Issues with the mould are hard to find although the tail is not correct – it is too thin. The only other compromise is that it is a cradle mould and so has a seam. At this point in time literally nobody was making seamless moulds, aside from Dragon, and the seam is tastefully done running around the natural fuselage/wing join bulge.
This was one of the first great moulds of 1/400 scale, if only all moulds were made to such standards even today. I should also point out that due to its age there are no aerials or rolling gear. Both are features that I can live without, especially due to the issues they often present.
SCORE – 9
PAINT & LIVERY
Japan Air Lines crane logo was (and I guess is now again) one of the most iconic airline logos. It is just a shame that the current representation of it is as part of one of the blandest liveries in existence. Fortunately this model is in the classic cheatline scheme of the 1970s and 80s so I don’t have to rant too much about how much I hate the current incarnation.
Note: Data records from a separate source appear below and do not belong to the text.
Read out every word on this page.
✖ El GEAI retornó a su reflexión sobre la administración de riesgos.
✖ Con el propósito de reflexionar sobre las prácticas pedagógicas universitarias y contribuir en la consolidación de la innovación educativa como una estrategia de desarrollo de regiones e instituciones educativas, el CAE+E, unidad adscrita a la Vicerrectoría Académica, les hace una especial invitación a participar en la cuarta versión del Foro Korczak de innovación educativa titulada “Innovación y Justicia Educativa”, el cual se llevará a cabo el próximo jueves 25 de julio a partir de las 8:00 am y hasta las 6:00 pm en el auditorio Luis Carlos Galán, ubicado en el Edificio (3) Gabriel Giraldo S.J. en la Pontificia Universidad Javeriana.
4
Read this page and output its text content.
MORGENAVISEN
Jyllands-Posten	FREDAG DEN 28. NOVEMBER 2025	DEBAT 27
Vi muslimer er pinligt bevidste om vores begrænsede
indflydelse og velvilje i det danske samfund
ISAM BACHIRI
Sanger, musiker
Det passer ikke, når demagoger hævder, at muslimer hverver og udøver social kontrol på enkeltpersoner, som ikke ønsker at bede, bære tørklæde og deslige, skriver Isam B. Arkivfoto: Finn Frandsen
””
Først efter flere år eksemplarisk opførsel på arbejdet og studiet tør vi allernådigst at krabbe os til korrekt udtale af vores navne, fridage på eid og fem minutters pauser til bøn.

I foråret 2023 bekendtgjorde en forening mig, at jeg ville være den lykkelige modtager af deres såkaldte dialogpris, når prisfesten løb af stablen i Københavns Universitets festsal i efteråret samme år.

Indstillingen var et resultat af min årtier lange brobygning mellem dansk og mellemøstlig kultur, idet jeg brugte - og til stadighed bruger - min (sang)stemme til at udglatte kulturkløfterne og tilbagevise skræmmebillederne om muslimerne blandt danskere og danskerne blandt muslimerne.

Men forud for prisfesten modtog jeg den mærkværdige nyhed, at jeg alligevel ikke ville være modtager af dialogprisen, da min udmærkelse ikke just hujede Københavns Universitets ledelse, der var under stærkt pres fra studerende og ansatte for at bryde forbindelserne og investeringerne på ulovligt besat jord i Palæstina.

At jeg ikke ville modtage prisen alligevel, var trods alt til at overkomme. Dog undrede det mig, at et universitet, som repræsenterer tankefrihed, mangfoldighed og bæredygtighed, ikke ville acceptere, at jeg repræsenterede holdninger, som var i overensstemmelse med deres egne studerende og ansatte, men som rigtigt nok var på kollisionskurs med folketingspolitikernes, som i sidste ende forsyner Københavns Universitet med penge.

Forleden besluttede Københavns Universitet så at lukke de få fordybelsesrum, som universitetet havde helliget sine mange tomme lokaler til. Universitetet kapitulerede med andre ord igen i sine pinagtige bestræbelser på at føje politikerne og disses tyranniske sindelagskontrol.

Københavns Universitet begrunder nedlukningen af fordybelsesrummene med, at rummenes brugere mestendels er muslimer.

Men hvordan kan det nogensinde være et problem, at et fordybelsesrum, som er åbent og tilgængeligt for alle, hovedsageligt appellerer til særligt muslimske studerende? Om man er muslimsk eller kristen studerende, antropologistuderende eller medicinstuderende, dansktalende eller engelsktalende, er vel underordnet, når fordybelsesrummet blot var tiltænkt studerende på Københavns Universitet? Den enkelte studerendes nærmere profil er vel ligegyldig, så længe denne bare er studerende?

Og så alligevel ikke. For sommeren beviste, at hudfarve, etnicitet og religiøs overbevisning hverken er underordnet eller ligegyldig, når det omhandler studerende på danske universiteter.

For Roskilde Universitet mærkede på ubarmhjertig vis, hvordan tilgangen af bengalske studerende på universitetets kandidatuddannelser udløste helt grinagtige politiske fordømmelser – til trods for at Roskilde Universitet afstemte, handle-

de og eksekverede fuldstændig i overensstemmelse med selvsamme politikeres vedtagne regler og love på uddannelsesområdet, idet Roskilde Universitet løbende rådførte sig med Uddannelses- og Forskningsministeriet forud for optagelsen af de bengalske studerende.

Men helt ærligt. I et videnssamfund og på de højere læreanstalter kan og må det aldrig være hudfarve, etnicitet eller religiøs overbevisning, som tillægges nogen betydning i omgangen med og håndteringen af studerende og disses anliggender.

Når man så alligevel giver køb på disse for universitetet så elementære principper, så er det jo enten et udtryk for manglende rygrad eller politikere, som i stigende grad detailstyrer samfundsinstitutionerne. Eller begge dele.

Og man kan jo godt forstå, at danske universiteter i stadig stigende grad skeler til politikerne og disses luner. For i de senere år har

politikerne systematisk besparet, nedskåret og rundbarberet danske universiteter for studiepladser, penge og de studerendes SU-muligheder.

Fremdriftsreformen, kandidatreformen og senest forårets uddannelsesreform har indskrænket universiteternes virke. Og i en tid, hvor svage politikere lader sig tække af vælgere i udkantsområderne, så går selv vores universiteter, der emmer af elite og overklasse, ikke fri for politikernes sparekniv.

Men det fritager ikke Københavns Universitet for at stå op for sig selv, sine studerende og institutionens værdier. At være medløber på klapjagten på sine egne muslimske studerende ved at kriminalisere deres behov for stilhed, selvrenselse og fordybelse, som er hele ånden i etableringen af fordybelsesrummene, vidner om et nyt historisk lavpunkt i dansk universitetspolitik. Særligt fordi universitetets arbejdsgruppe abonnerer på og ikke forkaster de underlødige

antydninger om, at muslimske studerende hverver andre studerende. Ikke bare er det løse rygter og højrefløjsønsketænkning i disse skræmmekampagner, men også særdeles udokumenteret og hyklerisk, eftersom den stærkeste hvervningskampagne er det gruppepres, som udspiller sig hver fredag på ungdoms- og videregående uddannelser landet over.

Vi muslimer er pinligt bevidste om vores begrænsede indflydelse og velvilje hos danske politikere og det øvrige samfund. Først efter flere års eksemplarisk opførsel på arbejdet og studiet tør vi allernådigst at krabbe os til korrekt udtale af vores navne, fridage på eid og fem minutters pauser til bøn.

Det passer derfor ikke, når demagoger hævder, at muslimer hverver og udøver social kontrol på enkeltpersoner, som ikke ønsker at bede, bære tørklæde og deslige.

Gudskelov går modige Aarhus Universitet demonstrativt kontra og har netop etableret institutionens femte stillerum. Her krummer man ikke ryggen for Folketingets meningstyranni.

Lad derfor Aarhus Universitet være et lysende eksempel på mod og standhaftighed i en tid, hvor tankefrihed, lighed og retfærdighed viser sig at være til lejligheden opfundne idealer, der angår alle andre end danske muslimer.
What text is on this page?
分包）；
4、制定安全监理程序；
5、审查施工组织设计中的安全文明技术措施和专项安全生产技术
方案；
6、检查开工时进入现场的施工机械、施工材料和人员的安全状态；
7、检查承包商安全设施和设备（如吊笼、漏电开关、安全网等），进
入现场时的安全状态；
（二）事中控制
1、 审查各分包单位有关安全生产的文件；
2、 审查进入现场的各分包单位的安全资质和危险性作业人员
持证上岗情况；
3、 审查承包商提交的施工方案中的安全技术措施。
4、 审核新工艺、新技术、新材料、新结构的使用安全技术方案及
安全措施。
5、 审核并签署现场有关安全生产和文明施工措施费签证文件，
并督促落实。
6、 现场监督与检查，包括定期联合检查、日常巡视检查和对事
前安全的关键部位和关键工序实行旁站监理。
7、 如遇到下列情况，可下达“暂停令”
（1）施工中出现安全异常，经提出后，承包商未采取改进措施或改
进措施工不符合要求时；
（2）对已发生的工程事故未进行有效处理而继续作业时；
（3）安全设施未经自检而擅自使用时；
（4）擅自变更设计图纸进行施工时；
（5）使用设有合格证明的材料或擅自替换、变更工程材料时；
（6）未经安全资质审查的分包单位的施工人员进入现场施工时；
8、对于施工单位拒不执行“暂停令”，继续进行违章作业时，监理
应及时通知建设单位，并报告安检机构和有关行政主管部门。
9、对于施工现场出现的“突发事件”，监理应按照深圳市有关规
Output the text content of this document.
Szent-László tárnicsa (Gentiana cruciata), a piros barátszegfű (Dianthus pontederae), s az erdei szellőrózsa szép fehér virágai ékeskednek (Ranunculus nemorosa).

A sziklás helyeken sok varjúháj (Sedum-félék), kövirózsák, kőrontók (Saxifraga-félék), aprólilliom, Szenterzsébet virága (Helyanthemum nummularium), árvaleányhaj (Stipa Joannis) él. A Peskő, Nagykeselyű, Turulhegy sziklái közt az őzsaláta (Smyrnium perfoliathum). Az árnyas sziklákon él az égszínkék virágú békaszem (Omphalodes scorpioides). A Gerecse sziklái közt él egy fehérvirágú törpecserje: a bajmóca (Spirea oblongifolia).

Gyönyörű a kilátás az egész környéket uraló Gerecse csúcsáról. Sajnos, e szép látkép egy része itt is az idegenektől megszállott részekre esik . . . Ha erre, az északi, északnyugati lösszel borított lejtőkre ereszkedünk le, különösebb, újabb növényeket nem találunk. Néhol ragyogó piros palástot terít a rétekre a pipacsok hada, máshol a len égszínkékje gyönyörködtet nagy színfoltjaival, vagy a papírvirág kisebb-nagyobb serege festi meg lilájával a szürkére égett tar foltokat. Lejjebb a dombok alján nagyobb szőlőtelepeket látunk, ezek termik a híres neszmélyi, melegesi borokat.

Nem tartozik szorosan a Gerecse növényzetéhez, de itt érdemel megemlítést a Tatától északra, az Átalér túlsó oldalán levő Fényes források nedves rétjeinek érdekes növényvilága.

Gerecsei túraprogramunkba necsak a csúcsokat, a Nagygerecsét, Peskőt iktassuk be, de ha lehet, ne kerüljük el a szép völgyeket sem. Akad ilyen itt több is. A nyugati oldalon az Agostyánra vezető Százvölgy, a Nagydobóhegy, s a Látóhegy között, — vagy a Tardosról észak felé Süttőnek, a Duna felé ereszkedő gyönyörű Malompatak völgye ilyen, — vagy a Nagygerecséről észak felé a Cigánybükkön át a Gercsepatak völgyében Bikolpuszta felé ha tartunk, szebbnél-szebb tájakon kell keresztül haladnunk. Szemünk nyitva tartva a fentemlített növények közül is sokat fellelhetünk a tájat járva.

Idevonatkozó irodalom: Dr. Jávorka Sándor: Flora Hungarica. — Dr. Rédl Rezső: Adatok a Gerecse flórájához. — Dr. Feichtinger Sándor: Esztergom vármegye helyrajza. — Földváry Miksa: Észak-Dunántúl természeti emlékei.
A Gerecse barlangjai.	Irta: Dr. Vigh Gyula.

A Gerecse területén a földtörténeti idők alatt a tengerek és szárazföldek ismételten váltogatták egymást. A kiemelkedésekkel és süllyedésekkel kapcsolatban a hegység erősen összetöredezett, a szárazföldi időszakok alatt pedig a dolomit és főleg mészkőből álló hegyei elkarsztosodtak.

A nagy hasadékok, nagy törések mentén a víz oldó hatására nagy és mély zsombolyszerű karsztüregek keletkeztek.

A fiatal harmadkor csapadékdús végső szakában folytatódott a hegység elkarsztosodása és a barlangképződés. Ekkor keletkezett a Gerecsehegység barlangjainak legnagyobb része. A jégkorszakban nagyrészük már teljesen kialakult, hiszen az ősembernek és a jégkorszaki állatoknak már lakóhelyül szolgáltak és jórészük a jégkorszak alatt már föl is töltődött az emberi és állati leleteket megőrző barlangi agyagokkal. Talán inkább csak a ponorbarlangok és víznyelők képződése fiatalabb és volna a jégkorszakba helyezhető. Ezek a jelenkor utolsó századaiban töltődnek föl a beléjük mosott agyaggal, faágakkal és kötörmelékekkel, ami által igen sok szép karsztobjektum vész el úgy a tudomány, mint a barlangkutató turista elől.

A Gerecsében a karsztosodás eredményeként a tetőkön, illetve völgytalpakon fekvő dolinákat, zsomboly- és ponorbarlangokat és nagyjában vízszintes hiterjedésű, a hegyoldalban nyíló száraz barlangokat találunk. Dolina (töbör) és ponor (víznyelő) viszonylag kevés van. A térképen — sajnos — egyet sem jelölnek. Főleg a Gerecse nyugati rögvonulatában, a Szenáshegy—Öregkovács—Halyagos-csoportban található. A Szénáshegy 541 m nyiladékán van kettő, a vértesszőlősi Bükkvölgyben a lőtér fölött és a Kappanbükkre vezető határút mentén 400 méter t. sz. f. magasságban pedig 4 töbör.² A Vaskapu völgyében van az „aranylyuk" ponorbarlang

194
Colourwise it is a nice simple red and black scheme so hard to muck up, although that didn’t stop Phoenix and Gemini recently with the new Air Canada scheme, which uses the same colours. Apollo get the colours spot on as anyone ought to.
The rest of the livery application is perfect. The tail logo, cheatline, wing details, titles and Japanese flag are all spot on and printed clearly. They make it look so easy and really it ought to be like this on all models.
SCORE – 10
PRINTING & QUALITY CONTROL
This model dates from around 2012 or so I think so as you’d expect the printing isn’t quite up to 2017 standards. That is not to say however that it is poor or lacking details. Details like the window wipers, pitot tubes, landing lights, door entry points and undercarriage doors are all there. Where it is possibly missing some extra detailing is around the horizontal stabilizers and the engines.
There are a couple of small areas where the printed detail isn’t quite perfect as well. The cockpit windows are a fraction too large (not enough to damage the model’s looks though) and the starboard side hump entry door is a little too small. In terms of painting it is great everywhere except for the engine fan blades which are very silvery. The exhausts however are a nice darker metal.
I may be getting old and grumpy but when I receive older models it is very rare to find any major quality defects related to construction. This may be because the moulds were simpler to put together when they didn’t have rolling gear or aerials and had a cradle wing, but if the trade-off of the new features is all too often poorly put together models then perhaps it is too big a trade off? Either way this model is perfectly made. No scuffs, no gaps, no scratches, no fingerprints and no tyre tabs. Lovely!
SCORE – 8
Sometimes there is a suggestion that the models of 2017 are much superior to older models. Sometimes that is true but often that is nonsense. This mould dates from ages ago and is still wonderful, whilst the model itself is about 5 years old and still nearly faultless. I doubt most of the manufacturers could produce a model of this aircraft this good today and the high score it gets clearly shows that it easily competes against the vast majority of modern releases. I miss Apollo and I miss this 747 mould.